# Making a CSV data file from text lines
## A dataset for Norwegian preterites

by Koenraad De Smedt at UiB

---
This notebook demonstrates how to:

1.  Construct and write a CSV file
2.  Extract character attributes from words
3.  Fill in missing attributes
4.  Break up a problem in smaller steps.

CSV is an often used format in data science, so it is useful to have some experience in converting data to this format. The current demo results in a file that can be fed into a machine learning program like [Weka](https://waikato.github.io/weka-wiki/downloading_weka/).

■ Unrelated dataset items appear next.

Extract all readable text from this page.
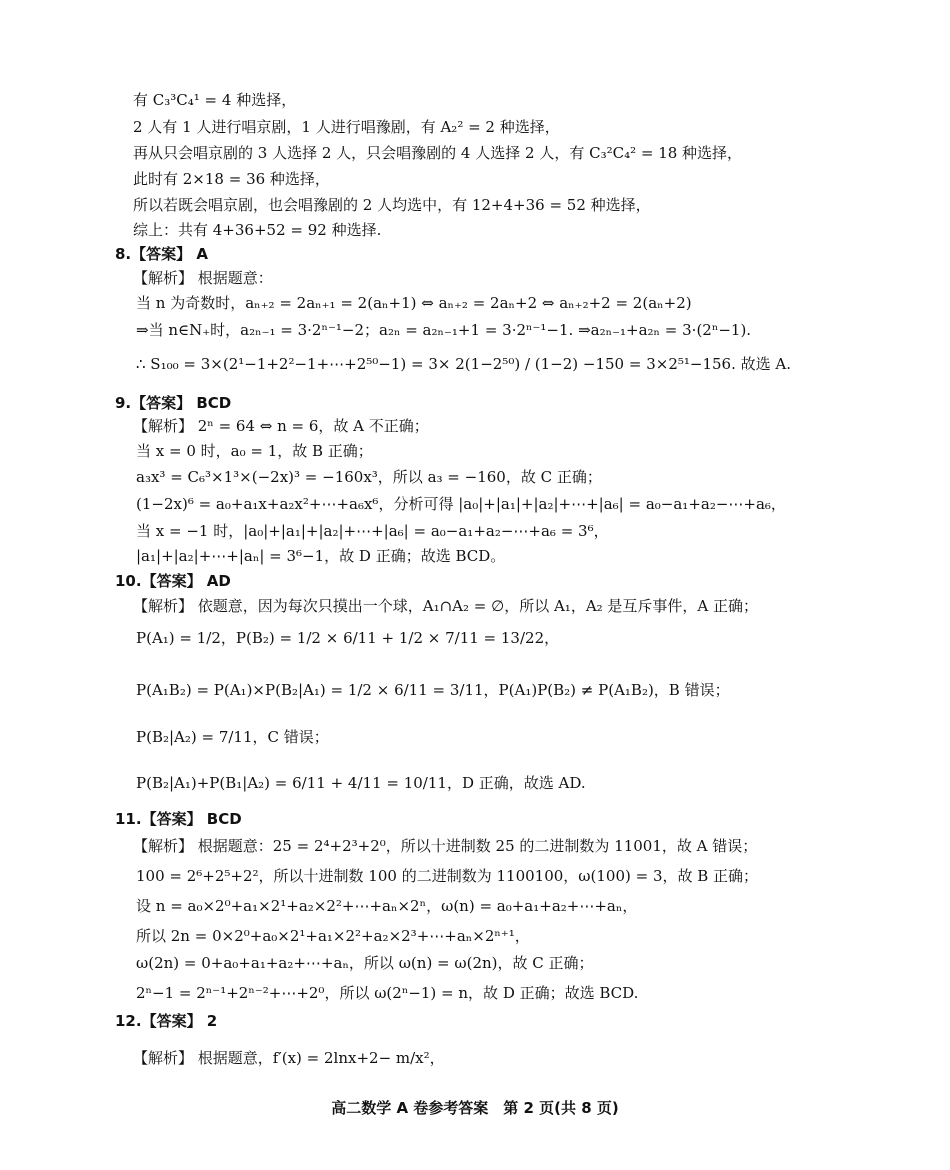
有 C₃³C₄¹ = 4 种选择，
2 人有 1 人进行唱京剧，1 人进行唱豫剧，有 A₂² = 2 种选择，
再从只会唱京剧的 3 人选择 2 人，只会唱豫剧的 4 人选择 2 人，有 C₃²C₄² = 18 种选择，
此时有 2×18 = 36 种选择，
所以若既会唱京剧，也会唱豫剧的 2 人均选中，有 12+4+36 = 52 种选择，
综上：共有 4+36+52 = 92 种选择.
8.【答案】 A
【解析】 根据题意：
当 n 为奇数时，aₙ₊₂ = 2aₙ₊₁ = 2(aₙ+1) ⇔ aₙ₊₂ = 2aₙ+2 ⇔ aₙ₊₂+2 = 2(aₙ+2)
⇒当 n∈N₊时，a₂ₙ₋₁ = 3·2ⁿ⁻¹−2；a₂ₙ = a₂ₙ₋₁+1 = 3·2ⁿ⁻¹−1. ⇒a₂ₙ₋₁+a₂ₙ = 3·(2ⁿ−1).
∴ S₁₀₀ = 3×(2¹−1+2²−1+⋯+2⁵⁰−1) = 3× 2(1−2⁵⁰) / (1−2) −150 = 3×2⁵¹−156. 故选 A.
9.【答案】 BCD
【解析】 2ⁿ = 64 ⇔ n = 6，故 A 不正确；
当 x = 0 时，a₀ = 1，故 B 正确；
a₃x³ = C₆³×1³×(−2x)³ = −160x³，所以 a₃ = −160，故 C 正确；
(1−2x)⁶ = a₀+a₁x+a₂x²+⋯+a₆x⁶，分析可得 |a₀|+|a₁|+|a₂|+⋯+|a₆| = a₀−a₁+a₂−⋯+a₆，
当 x = −1 时，|a₀|+|a₁|+|a₂|+⋯+|a₆| = a₀−a₁+a₂−⋯+a₆ = 3⁶，
|a₁|+|a₂|+⋯+|aₙ| = 3⁶−1，故 D 正确；故选 BCD。
10.【答案】 AD
【解析】 依题意，因为每次只摸出一个球，A₁∩A₂ = ∅，所以 A₁，A₂ 是互斥事件，A 正确；
P(A₁) = 1/2，P(B₂) = 1/2 × 6/11 + 1/2 × 7/11 = 13/22，
P(A₁B₂) = P(A₁)×P(B₂|A₁) = 1/2 × 6/11 = 3/11，P(A₁)P(B₂) ≠ P(A₁B₂)，B 错误；
P(B₂|A₂) = 7/11，C 错误；
P(B₂|A₁)+P(B₁|A₂) = 6/11 + 4/11 = 10/11，D 正确，故选 AD.
11.【答案】 BCD
【解析】 根据题意：25 = 2⁴+2³+2⁰，所以十进制数 25 的二进制数为 11001，故 A 错误；
100 = 2⁶+2⁵+2²，所以十进制数 100 的二进制数为 1100100，ω(100) = 3，故 B 正确；
设 n = a₀×2⁰+a₁×2¹+a₂×2²+⋯+aₙ×2ⁿ，ω(n) = a₀+a₁+a₂+⋯+aₙ，
所以 2n = 0×2⁰+a₀×2¹+a₁×2²+a₂×2³+⋯+aₙ×2ⁿ⁺¹，
ω(2n) = 0+a₀+a₁+a₂+⋯+aₙ，所以 ω(n) = ω(2n)，故 C 正确；
2ⁿ−1 = 2ⁿ⁻¹+2ⁿ⁻²+⋯+2⁰，所以 ω(2ⁿ−1) = n，故 D 正确；故选 BCD.
12.【答案】 2
【解析】 根据题意，f′(x) = 2lnx+2− m/x²，
高二数学 A 卷参考答案　第 2 页(共 8 页)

A plain [list of Norwegian preterites](https://git.app.uib.no/desmedt/teaching/-/raw/main/vpret-et-te.txt) is used as a basis. The last two letters of each verbform are up the suffix (*et* or *te*) and will be extracted as the last attribute for the CSV file. The three attributes before that are the three letters before the suffix. All features must be delimited by a separator (usually a comma). Example:

>`abonnerte` -> `n,e,r,te`

>`adlet` -> `a,d,l,et`

If a preterite is shorter than the required 5 characters, a filler character should fill the places of the missing features.

>`aget'` -> `+,a,g,et`

>`ået'` -> `+,+,å,et`

---

## Define variables and helper functions

First define some global variables. This makes it easy to change them if the need should arise. The filler and separator should be non-word characters.

In [None]:
filler = '+'
sep = ','

Now break down the problem and define some helper functions. Because taking the five final characters of a word will fail if the word is too short, step one is to write a helper function that ‘fills up’ a word with fillers if necessary, otherwise the word is returned as it was.

In [None]:
def fill_pret (verb):
  if len(verb) < 5:
    return (5 - len(verb)) * filler + verb
  else: return verb

fill_pret('ået')

In [None]:
fill_pret('abonnerte')

Step two is to write the main conversion function that first uses the helper function and then joins the necessary features with commas.

In [None]:
def convert_pret (verb):
  verb = fill_pret(verb)
  return sep.join(verb[-5:-1]) + verb[-1]

convert_pret ('ået')

In [None]:
convert_pret('abonnerte')

## Convert input file to output file

Now we are ready to apply the conversion to every line that is read from a file and to write the results to another file. The input file is remotely available. The output will be a temporary file (downloadable).

In [None]:
import requests
vpret_url = 'https://git.app.uib.no/desmedt/teaching/-/raw/main/vpret-et-te.txt'

Open the url as a stream from which you can read lines. With an open output file, first print a header (column names). Then iterate over lines from the stream, and print the converted lined to the output file. The `.strip` function strips whitespace (including newlines) from the beginning and end of the line.

In [None]:
vpret_stream = requests.get(vpret_url, stream=True)

with open('vpret.csv', 'w') as outfile:
  print(sep.join(['ant','pen','fin','suffix']), file=outfile)
  for line in vpret_stream.iter_lines(decode_unicode=True):
    print(convert_pret(line.strip()), file=outfile)

Check the contents of the resulting file. Read and print only the first 100 characters.

In [None]:
with open('vpret.csv') as f:
  print(f.read(100))

Alternatively, shown the first ten lines with an operating system command.

In [None]:
!head vpret.csv

### Exercises

1.   Change the filler and separator. Run the program and check the result.
2.   If you want to use 6 letters, for instance, instead of 5, you have to change the program in several places. This may be inconvenient and prone to errors. A better way is to make a global variable `nletters` for the number of letters of the word that will be used in the output. Add this variable at the beginning and adapt the program where necessary to use this variable.